Her next job was with Virginia Narrow Fabrics, which was later purchased by the Elastic Corporation of America. It was a very small start-up company that had just moved out of someone’s garage the year before, according to Moss. Since it was such a small company, Moss did all sorts of things during her time there, from customer service to scheduling to loading and unloading trucks, as well as going to school at Wake Forest University at night to get her Masters of Business Administration.

Moss enjoyed her time there, saying, “I learned a lot there, and they paid for most of my MBA while I was there. They had an education partnership.”

After getting her MBA, she worked for a division of Sara Lee in a distribution center in Kings Mountain for five years. Moss thoroughly enjoyed her time there, saying, “Every day was a puzzle. It was great.”

She left the company in order to return to graduate school at Clemson University to get her PhD in industrial management.

Moss described the degree as being “a lot like an industrial engineering degree, but in the College of Business.”

She wanted to be a consultant in industry, and “I wanted to stay in the Southeast, and I figured a woman in the southeast in manufacturing, I needed the initials behind my name to give me some credibility, so that’s what I went back to graduate school for.”

As she started teaching in graduate school, she realized that she liked it. One of Moss’ friends, Monique, was offered the teaching position here at WCU, which Moss had been urging her to apply for, saying “It’s gonna be great, you’re gonna be happy there. You’ve gotta go to Western!” but Monique turned it down, and then urged Moss to apply for the position, citing the same reasoning.

After discussing the options with her husband, John Huffman, who was a professor of Organic Chemistry at Clemson University, Moss decided to apply for the job and obviously ended up with the job.

For the first year, Moss lived in an apartment in the basement of a house and later bought a house near campus. All that was furnished was the kitchen, and Moss spent evenings and weekends painting the entire house, which then became their home. Huffman rented an apartment near Clemson and did the traveling to and from Cullowhee for the next few years. Huffman retired three years ago from Clemson after 50 years of teaching, and they now live together in their home here.

Moss teaches classes such as undergraduate and MBA-level business statistics and undergraduate operations management. Operations management, according to Moss, is “anything that takes inputs and turns it into output.”

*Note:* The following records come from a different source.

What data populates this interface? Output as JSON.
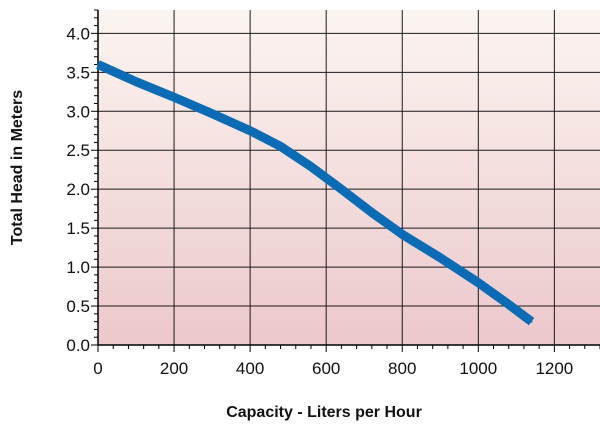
{
  "chart_data": {
    "type": "line",
    "title": "",
    "xlabel": "Capacity - Liters per Hour",
    "ylabel": "Total Head in Meters",
    "xlim": [
      0,
      1320
    ],
    "ylim": [
      0,
      4.3
    ],
    "x_ticks": [
      0,
      200,
      400,
      600,
      800,
      1000,
      1200
    ],
    "y_ticks": [
      0.0,
      0.5,
      1.0,
      1.5,
      2.0,
      2.5,
      3.0,
      3.5,
      4.0
    ],
    "x_tick_labels": [
      "0",
      "200",
      "400",
      "600",
      "800",
      "1000",
      "1200"
    ],
    "y_tick_labels": [
      "0.0",
      "0.5",
      "1.0",
      "1.5",
      "2.0",
      "2.5",
      "3.0",
      "3.5",
      "4.0"
    ],
    "x_gridlines": [
      200,
      400,
      600,
      800,
      1000,
      1200
    ],
    "y_gridlines": [
      0.5,
      1.0,
      1.5,
      2.0,
      2.5,
      3.0,
      3.5,
      4.0
    ],
    "grid": true,
    "legend": "none",
    "series": [
      {
        "x": [
          0,
          100,
          200,
          300,
          400,
          480,
          560,
          640,
          720,
          800,
          900,
          1000,
          1080,
          1140
        ],
        "y": [
          3.6,
          3.38,
          3.18,
          2.97,
          2.75,
          2.55,
          2.29,
          2.0,
          1.7,
          1.42,
          1.12,
          0.8,
          0.52,
          0.3
        ]
      }
    ],
    "colors": {
      "series": "#0b6bb5",
      "background_top": "#fbf5f1",
      "background_bottom": "#ecc8cb",
      "grid": "#1a1a1a"
    }
  }
}
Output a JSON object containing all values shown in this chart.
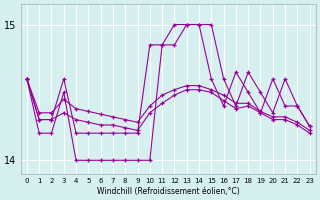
{
  "xlabel": "Windchill (Refroidissement éolien,°C)",
  "x": [
    0,
    1,
    2,
    3,
    4,
    5,
    6,
    7,
    8,
    9,
    10,
    11,
    12,
    13,
    14,
    15,
    16,
    17,
    18,
    19,
    20,
    21,
    22,
    23
  ],
  "y_main": [
    14.6,
    14.3,
    14.3,
    14.6,
    14.2,
    14.2,
    14.2,
    14.2,
    14.2,
    14.2,
    14.85,
    14.85,
    15.0,
    15.0,
    15.0,
    14.6,
    14.4,
    14.65,
    14.5,
    14.35,
    14.6,
    14.4,
    14.4,
    14.25
  ],
  "y_lower": [
    14.6,
    14.2,
    14.2,
    14.5,
    14.0,
    14.0,
    14.0,
    14.0,
    14.0,
    14.0,
    14.0,
    14.85,
    14.85,
    15.0,
    15.0,
    15.0,
    14.6,
    14.4,
    14.65,
    14.5,
    14.35,
    14.6,
    14.4,
    14.25
  ],
  "y_flat": [
    14.6,
    14.35,
    14.35,
    14.45,
    14.38,
    14.36,
    14.34,
    14.32,
    14.3,
    14.28,
    14.4,
    14.48,
    14.52,
    14.55,
    14.55,
    14.52,
    14.48,
    14.42,
    14.42,
    14.36,
    14.32,
    14.32,
    14.28,
    14.22
  ],
  "y_trend": [
    14.6,
    14.3,
    14.3,
    14.35,
    14.3,
    14.28,
    14.26,
    14.26,
    14.24,
    14.22,
    14.35,
    14.42,
    14.48,
    14.52,
    14.52,
    14.5,
    14.44,
    14.38,
    14.4,
    14.35,
    14.3,
    14.3,
    14.26,
    14.2
  ],
  "line_color": "#990099",
  "bg_color": "#d6f0f0",
  "grid_color": "#ffffff",
  "ylim": [
    13.9,
    15.15
  ],
  "xlim": [
    -0.5,
    23.5
  ],
  "yticks": [
    14,
    15
  ],
  "xticks": [
    0,
    1,
    2,
    3,
    4,
    5,
    6,
    7,
    8,
    9,
    10,
    11,
    12,
    13,
    14,
    15,
    16,
    17,
    18,
    19,
    20,
    21,
    22,
    23
  ]
}
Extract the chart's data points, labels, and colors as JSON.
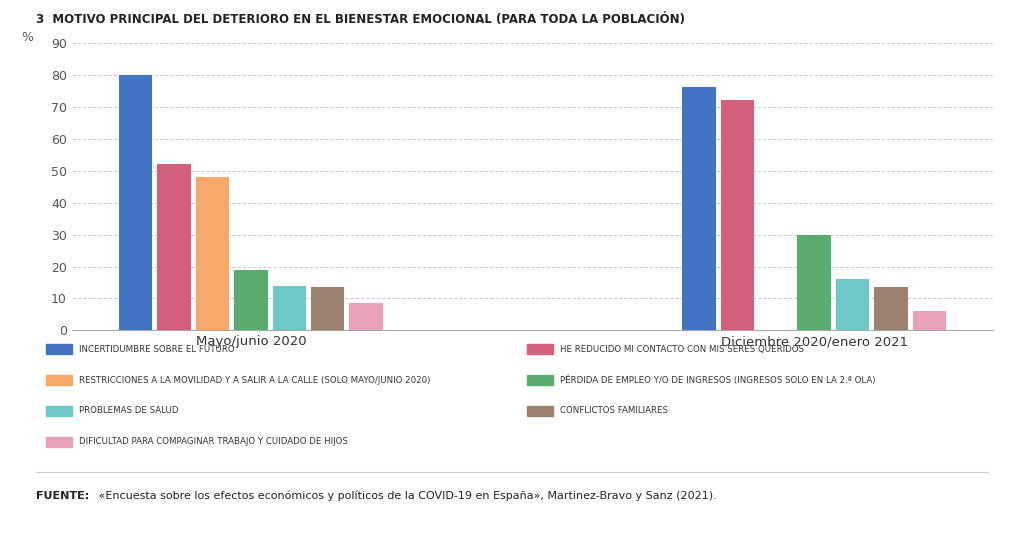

Undergraduate business statistics is her favorite subject to teach because, “I get to go into class and it’s like playing, because statistics is everywhere, and it’s amazing how much students know that they don’t know that they know.”

In her spare time, Moss enjoys cooking, gardening, and making jams and jellies during the summer. She also enjoys reading, although she generally waits until the summer or winter breaks in order to have time to fully embrace the novels she reads.

Moss has a great relationship with her family, which anyone can see when they walk into her office, from the various pictures of her nieces and nephews, as well as a plaque from her mother that sits on her bookshelf.

The other thing that you’ll see on her bookshelf, aside from books, is a crow named Roy.

Roy is a pretty good piece of taxidermy who is named after Roy Bailey, a former organic chemistry professor at Clemson University. He was passed to Moss’ husband when Bailey retired, and when Huffman retired, Moss knew she had to have him as her office companion.

Moss really seems to love her job as a teacher, and I can definitely understand why she has such rave reviews from her students.

She said, “You have no idea how cool it is when you can show somebody that they can do something that they thought was gonna be hard. You show them they can do it, it’s the coolest thing in the world. They walk in there, and they think it’s gonna be really hard. They’ve dreaded it, they’ve put it off . . .but then you show them how smart they are. It’s so cool!”